O que dona Ruth fez foi tirar o assistencialismo e botar no lugar programas de transferência de renda direta.

O papel político de qualquer primeira-dama é legítimo. A República pede muito dos parceiros de quem elegemos presidente. Precisam abandonar suas carreiras, porque as chances de conflito são imensas. E porque, com frequência, é do jogo da política que os casais estejam presentes em jantares, em encontros, em toda sorte de momento. Então o marido ou a mulher de presidentes precisam dedicar sua agenda a estar do lado de quem se elegeu. Parcerias políticas nascem desse jogo. Franklin e Eleanor Roosevelt, Bill e Hillary Clinton. Barack e Michelle Obama. Juan e Eva Perón. Néstor e Cristina Kirchner. Claro, Fernando Henrique e dona Ruth. E, sim, Lula e Janja.

Há bons exemplos e há maus exemplos, mas parcerias políticas deste tipo são naturais. Só que tudo muda quando ela sai daquele terreno cercado que são as atribuições do presidente da República. O Brasil é uma democracia liberal onde há independência dos três Poderes. Onde Lula manda, Janja pode dar opinião se quiser. É do jogo. Não pode dar ordens, mas pode dar pitaco e, bem, cada ministro que se entenda com Lula para entender o quanto o pitaco dela vale por ordem sua. É um código que nem sempre é trivial de quebrar, mas repúblicas funcionam assim.

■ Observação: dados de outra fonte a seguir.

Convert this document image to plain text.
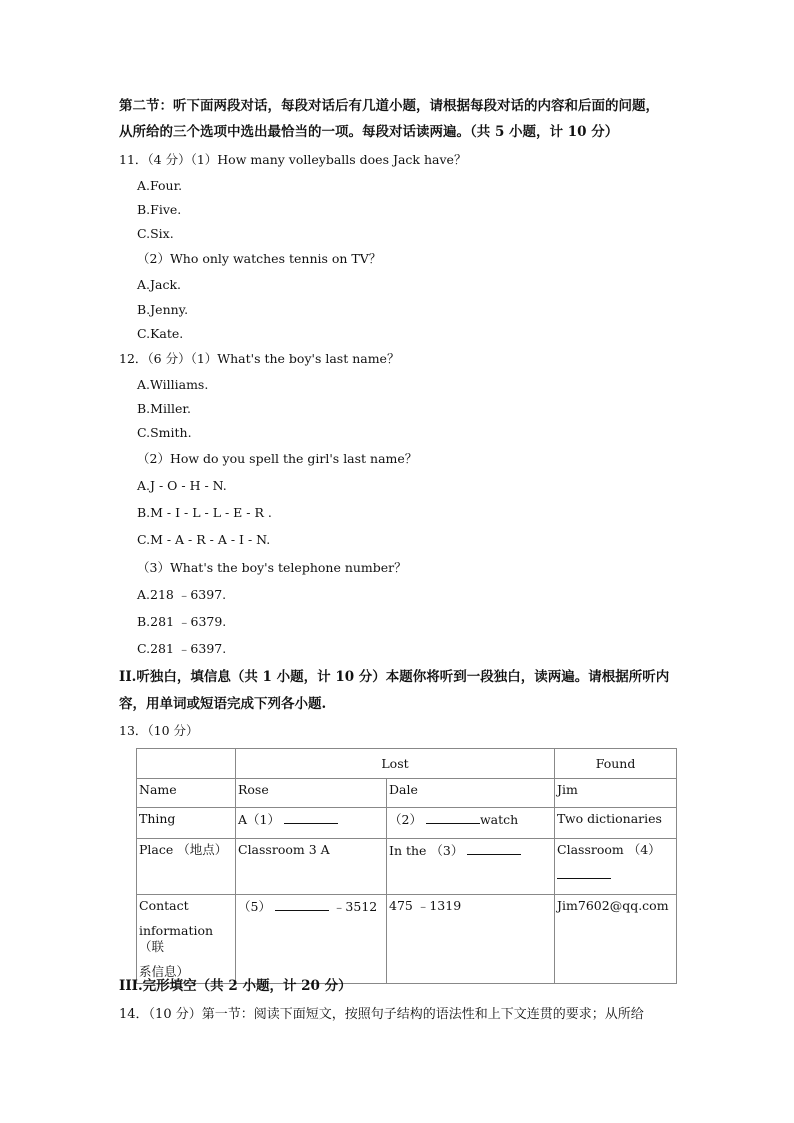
第二节：听下面两段对话，每段对话后有几道小题，请根据每段对话的内容和后面的问题，
从所给的三个选项中选出最恰当的一项。每段对话读两遍。（共 5 小题，计 10 分）
11．（4 分）（1）How many volleyballs does Jack have？
A.Four.
B.Five.
C.Six.
（2）Who only watches tennis on TV？
A.Jack.
B.Jenny.
C.Kate.
12．（6 分）（1）What's the boy's last name？
A.Williams.
B.Miller.
C.Smith.
（2）How do you spell the girl's last name？
A.J - O - H - N.
B.M - I - L - L - E - R .
C.M - A - R - A - I - N.
（3）What's the boy's telephone number？
A.218 ﹣6397.
B.281 ﹣6379.
C.281 ﹣6397.
II.听独白，填信息（共 1 小题，计 10 分）本题你将听到一段独白，读两遍。请根据所听内
容，用单词或短语完成下列各小题.
13．（10 分）
	Lost		Found
Name	Rose	Dale	Jim
Thing	A（1）	（2） watch	Two dictionaries
Place （地点）	Classroom 3 A	In the （3）	Classroom （4）

Contact
information（联
系信息）	（5） ﹣3512	475 ﹣1319	Jim7602@qq.com
III.完形填空（共 2 小题，计 20 分）
14．（10 分）第一节：阅读下面短文，按照句子结构的语法性和上下文连贯的要求；从所给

No momento em que Janja cruza a linha, tudo muda. Porque sua autoridade não é sua, é de seu marido. Ele foi eleito presidente da República. Se alguém se sente pressionado por ela, não é dela que vem a pressão. É dele.

A presidência quis pressionar um procurador da República. Se não está claro, hora de ficar. É muito grave.